Copyright and it's huge industry of lawyers = an enforcer caste of the American empire.
I just struggle to care about people complaining about 'ideas being stolen'. Make it, or don't, it really doesn't bother me.
And can I just say, thank you for writing something you can read in five minutes. Incredibly grateful for someone who respects the reader by not dropping 3,000 words on them - easy though it may be.
The "I'll be original and get directly rewarded" vision is indeed naive.

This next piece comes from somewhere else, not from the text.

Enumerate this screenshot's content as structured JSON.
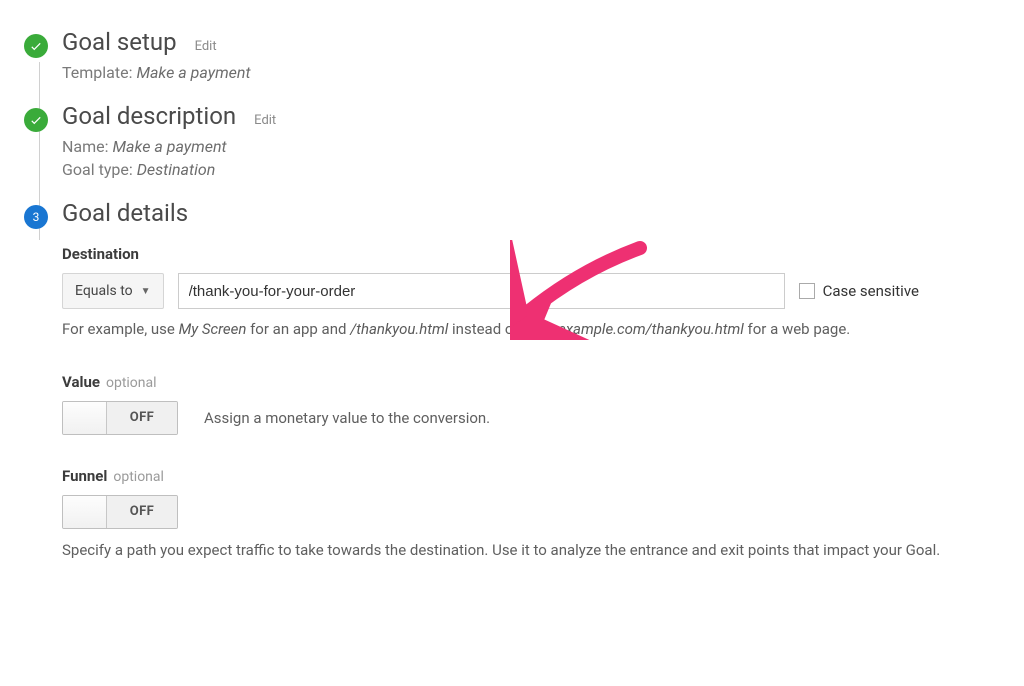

However, sometimes you get to a point in which you design original ideas precisely so they will be stolen, and making that work for you is part of the design.
Plagiarists also steal.
Copying creates trends, where everything looks and feels the same. Stealing an idea and creating something of your own, AKA remixing, is a much more valuable skill.
> stealing: to take the property of another wrongfully and especially as a habitual or regular practice
I admire Ben for being so direct. I wonder why we fetishize, herbicide and normalize theft, even deception today. When did this become normal, and why draw the line at digital creation and not just allow theft of physical objects, too? (I mean I get the arguments about copying someones digital creation doesn't really mean you took what they had from them, you just made a copy, though this doesn't logically apply to if I also physically stole someones product and made a copy since copyright/patent protection likely applies)
For example if you felt your body and your mind was your property, if someone else copied your mind and was now profiting off of that without your consent, would you not feel that harmful to you?
Daoban might not ever enter western lexicon the same way tsunami or kowtow has, but stealing is just the wrong word to use.
I’m very curious what “herbicide” was an auto-complete for here…
That said, we all take influence from the work of others who we admire. If you're going to steal, take the parts you like best from 10 different projects, improve every single one, and recombine them in a new way. That's how artists "steal".